Лебедев не без удивления подумал: «Какой же это международный вопрос?» В глухой землянке тепло и тихо. Пахнет листьями, сухим полынком. Все улеглись на душистый подстил. Удобно и приятно Лебедеву лежать после сытой каши. «Вот хитрец», — подумал Лебедев о Тимофеиче, а тот, посапывая, не торопил, ждал ответа. Лебедев понимал, о чем речь идет. Тимофеич кашлянул, дал знать: «Я, мол, не сплю».
— Дело до топоров не дойдет, — со всей определенностью сказал он. — Армия без стариков обойдется.
— Это как сказать, — сомневался Тимофеич. — Что у них на уме — не отгадать. Не переметнутся англичане с американцами на вражью сторону?.. У них слово, что товар, — продается и покупается. Где прибыль — там и правда, союз и дружба. Дружба до первой схватки. Не обманут, Григорий Иванович?
— Не допускаю, — все так же определенно заверял Лебедев.
— Хорошо бы… А мы тут с Кузьмичом все прикидывали да примеряли. Дела-то на фронте больно паскудные. Я своему сыну Пашке отписал. Я ему, шалопаю, высказал. Отступаем, пишет. Бежим. Никак, мол, не закрепимся. Как бы, мол, на Донщину не перекинулся пожар. Это он меня успокаивает, сучий сын. Ишь чем обрадовал. На всякий, мол, случай, батя, подтяни порты. Чуешь? Я тебе подтяну. Я тебя, говорю, на версту к дому не подпущу, из хутора выгоню. Сам свой суд над тобой учиню. — Помолчал, повернулся на другой бок, под ним затрещали сухие прутья. «Спать укладывается», — подумал Лебедев, но Тимофеич неожиданно опять спросил — Говоришь, своему слову союзнички не изменят?.. Хорошо бы…
— Нет, — твердо заявил Лебедев.
— Хорошо бы…
Не прошло и минуты, как Тимофеич богатырски захрапел. Заснул и Лебедев. Здоровый сон вернул ему силы. Встал он бодрым, в хутор пришел на рассвете. Выпив стакан чаю, он позвал Кочетова. Ему он приказал собираться в Сталинград за взрывчаткой.
— А зачем нам взрывчатка, Григорий Иванович? — удивился Кочетов.
— А затем, Степан Федорович, в ноябре закончим земляные работы и тогда примемся за доты и дзоты. Могут ударить морозы. Сколько тогда потребуется лишнего труда. Кострами много земли не отогреешь. Садись в машину и поезжай. Все бумаги я уже заготовил.
— Ясно, Григорий Иванович.
— Непременно узнай, какому заводу заказано готовить доты. Я хочу, если это возможно, уже теперь начать их транспортировку. Обязательно привези хороший прогноз погоды на одну-две декады. Попроси погоды солнечной.

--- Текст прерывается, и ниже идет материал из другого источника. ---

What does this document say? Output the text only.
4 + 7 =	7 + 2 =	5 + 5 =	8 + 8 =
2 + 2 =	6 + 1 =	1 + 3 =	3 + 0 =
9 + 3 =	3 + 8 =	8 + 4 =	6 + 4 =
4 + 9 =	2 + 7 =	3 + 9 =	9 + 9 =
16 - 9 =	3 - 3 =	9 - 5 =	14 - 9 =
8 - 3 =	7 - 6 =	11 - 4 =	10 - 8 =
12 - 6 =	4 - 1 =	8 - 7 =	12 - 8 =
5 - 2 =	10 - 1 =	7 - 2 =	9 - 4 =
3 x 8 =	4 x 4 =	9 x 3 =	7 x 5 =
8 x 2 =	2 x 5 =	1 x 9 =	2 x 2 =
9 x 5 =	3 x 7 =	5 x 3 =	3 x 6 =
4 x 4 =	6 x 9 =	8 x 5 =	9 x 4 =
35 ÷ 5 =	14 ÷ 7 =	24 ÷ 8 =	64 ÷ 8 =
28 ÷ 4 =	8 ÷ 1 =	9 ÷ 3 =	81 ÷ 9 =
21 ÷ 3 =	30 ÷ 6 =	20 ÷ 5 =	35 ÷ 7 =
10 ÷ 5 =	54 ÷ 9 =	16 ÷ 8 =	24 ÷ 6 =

— Непременно добьюсь. Будьте в надежде.
— Заверни ко мне на квартиру. Узнай, как они поживают.
* * *
В семье Лебедевых все было ладно: Алеша учился в школе, Анна Павловна с дочкой Машенькой целые дни проводила в заботах и хлопотах в детском садике, а в свободное время стирала и гладила госпитальное белье. На госпитали женщины Сталинграда отдавали многие часы, отрывая их от сна, откладывая свое личное напоследок.
В дверь тихо постучали. Пришла соседка, дряхлая, подслеповатая старушка Митрофановна. Она в трясущихся руках принесла для госпиталя две вилки и две глубокие тарелки.
Анна Павловна с чувством удивленного восторга воскликнула:
— Да зачем это? Тебе, Митрофановна, самой надо помогать.
— Я, милая, ни в чем не нуждаюсь. У меня все есть. А тебе, Машенька, я леденчик принесла. Это меня вчера Настя, соседка, гостинчиком порадовала. Получка у нее. Она всегда с получки обдаривает.
— Садись, Митрофановна, к столу. Кусочек пирожка съешь.
— Это можно. Ты, Аннушка, обязательно передай раненым (мой подарочек.
Сталинградцы несли в госпитали столовую посуду, простыни, подушки; несли книги, картины, ковры. К солдатам шли артисты, музыканты, школьники. Госпитали, размещенные в школьных зданиях, затруднили учебную работу, занятия пришлось вести в три смены. Родители, преодолевая трудности, отводили в своих квартирах комнаты под классы; таких классов в городе возникло более сотни. Тысячи девушек в госпиталях работали санитарками. Все палаты имели своих шефов. Детский сад, в котором работала Анна Павловна воспитательницей, тоже имел подшефную палату.
Один вечер в неделю дежурила Анна Павловна. Ее появления ждали, с жадностью расспрашивали о жизни города. К этому Анна Павловна была готова и всегда рассказывала о новостях живо и занимательно; особенно хорошо говорила о тракторном заводе.
— Да вы не работаете ли на тракторном? — удивлялись раненые.
— Мой свекор там работает. На сборке танков.
— Позвольте, ваша фамилия Лебедева? Ваш свекор тоже Лебедев?
— Да, ваша догадка верная. Это с моим свекром переписывается известный снайпер Юго-западного фронта.
— Что они — раньше были знакомы?
— Нет, через газету узнали друг друга. На днях папа получил письмо от друзей снайпера. Письмо напечатали в заводской многотиражке. Я вам принесу этот номер.
— Что пишут бойцы?
— Пишут, что нещадно бьются с врагом, что война с фашистами трудная, что у нас мало танков. Просят рабочих выпускать для фронта побольше танков. Письмо обсудят во всех рабочих сменах завода.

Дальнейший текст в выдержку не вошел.